The impact of infill wall distribution on the mechanical behavior and failure patterns of multi-story RC frame structures: An acceleration-strain coupled testing approach

Historically, earthquakes have caused extensive damage to multi-story buildings, often leading to partial or total collapses. Nevertheless, these severely damaged structures rarely exhibit the "strong column-weak beam" failure pattern, and the performance of their vertical load-bearing components varies notably. Our study reveals that the uneven distribution of infill walls leads to divergent mechanical behaviors in columns located at different positions within the frame structure. To address this issue, an acceleration-strain coupled testing system was developed and implemented in a typical reinforced concrete (RC) frame structure of a veranda-style teaching building. This system, utilizing strong-motion seismographs for trigger acquisition, collected synchronized strain data from both columns adjacent to the veranda and those partially constrained by infill walls. Two sets of records were obtained, preliminarily confirming the internal force concentration due to the infill walls' constraints. Furthermore, the varied mechanical behaviors of components along two axes emerge as the primary factors causing significant structural damage and collapse. Based on these characteristic behaviors, quasi-static tests were conducted on frame columns, both unrestricted and partially restricted by infill walls.
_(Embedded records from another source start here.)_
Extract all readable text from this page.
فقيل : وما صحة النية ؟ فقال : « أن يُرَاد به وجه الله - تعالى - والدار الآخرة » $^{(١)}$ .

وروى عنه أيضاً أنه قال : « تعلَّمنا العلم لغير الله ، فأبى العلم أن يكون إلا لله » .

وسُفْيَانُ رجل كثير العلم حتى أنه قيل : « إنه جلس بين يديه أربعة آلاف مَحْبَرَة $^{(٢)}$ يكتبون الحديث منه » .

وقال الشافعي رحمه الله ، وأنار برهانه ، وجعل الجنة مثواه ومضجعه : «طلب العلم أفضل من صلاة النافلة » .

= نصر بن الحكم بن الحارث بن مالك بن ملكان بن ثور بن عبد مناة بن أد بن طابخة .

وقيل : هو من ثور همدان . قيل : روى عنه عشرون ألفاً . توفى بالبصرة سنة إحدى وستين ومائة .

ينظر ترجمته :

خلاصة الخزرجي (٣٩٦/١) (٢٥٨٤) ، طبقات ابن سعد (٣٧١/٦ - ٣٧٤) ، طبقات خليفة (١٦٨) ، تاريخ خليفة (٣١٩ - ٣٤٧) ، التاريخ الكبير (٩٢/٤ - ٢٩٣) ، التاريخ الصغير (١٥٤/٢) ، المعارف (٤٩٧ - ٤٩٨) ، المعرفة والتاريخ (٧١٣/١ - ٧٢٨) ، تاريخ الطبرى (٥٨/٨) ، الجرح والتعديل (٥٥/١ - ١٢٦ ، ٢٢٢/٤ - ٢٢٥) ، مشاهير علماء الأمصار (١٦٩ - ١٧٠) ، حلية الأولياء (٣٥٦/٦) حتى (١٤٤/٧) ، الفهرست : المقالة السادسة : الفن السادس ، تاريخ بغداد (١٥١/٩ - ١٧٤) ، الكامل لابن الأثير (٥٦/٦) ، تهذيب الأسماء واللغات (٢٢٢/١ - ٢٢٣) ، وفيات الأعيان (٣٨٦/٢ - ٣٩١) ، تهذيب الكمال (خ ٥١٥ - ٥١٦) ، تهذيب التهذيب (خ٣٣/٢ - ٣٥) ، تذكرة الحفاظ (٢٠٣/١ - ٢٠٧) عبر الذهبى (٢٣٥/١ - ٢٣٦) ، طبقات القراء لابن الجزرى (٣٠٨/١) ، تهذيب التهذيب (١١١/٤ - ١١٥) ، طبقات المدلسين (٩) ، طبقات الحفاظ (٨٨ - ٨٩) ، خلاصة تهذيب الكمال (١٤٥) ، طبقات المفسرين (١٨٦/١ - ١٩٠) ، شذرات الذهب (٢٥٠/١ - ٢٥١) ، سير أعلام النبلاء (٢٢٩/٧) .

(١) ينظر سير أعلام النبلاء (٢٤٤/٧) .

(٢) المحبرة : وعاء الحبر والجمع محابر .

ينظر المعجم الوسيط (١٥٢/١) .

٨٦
Results indicate that the constraining effect of the partial infill walls intensifies with deformation, markedly affecting column behavior. Notably, the load-bearing capacity, ductility, and ultimate displacement exhibited substantial differences between the two column types. The coexistence of these mechanically diverse components within the same structure leads to a sequence of failures, thereby altering the mechanisms of structural damage and collapse.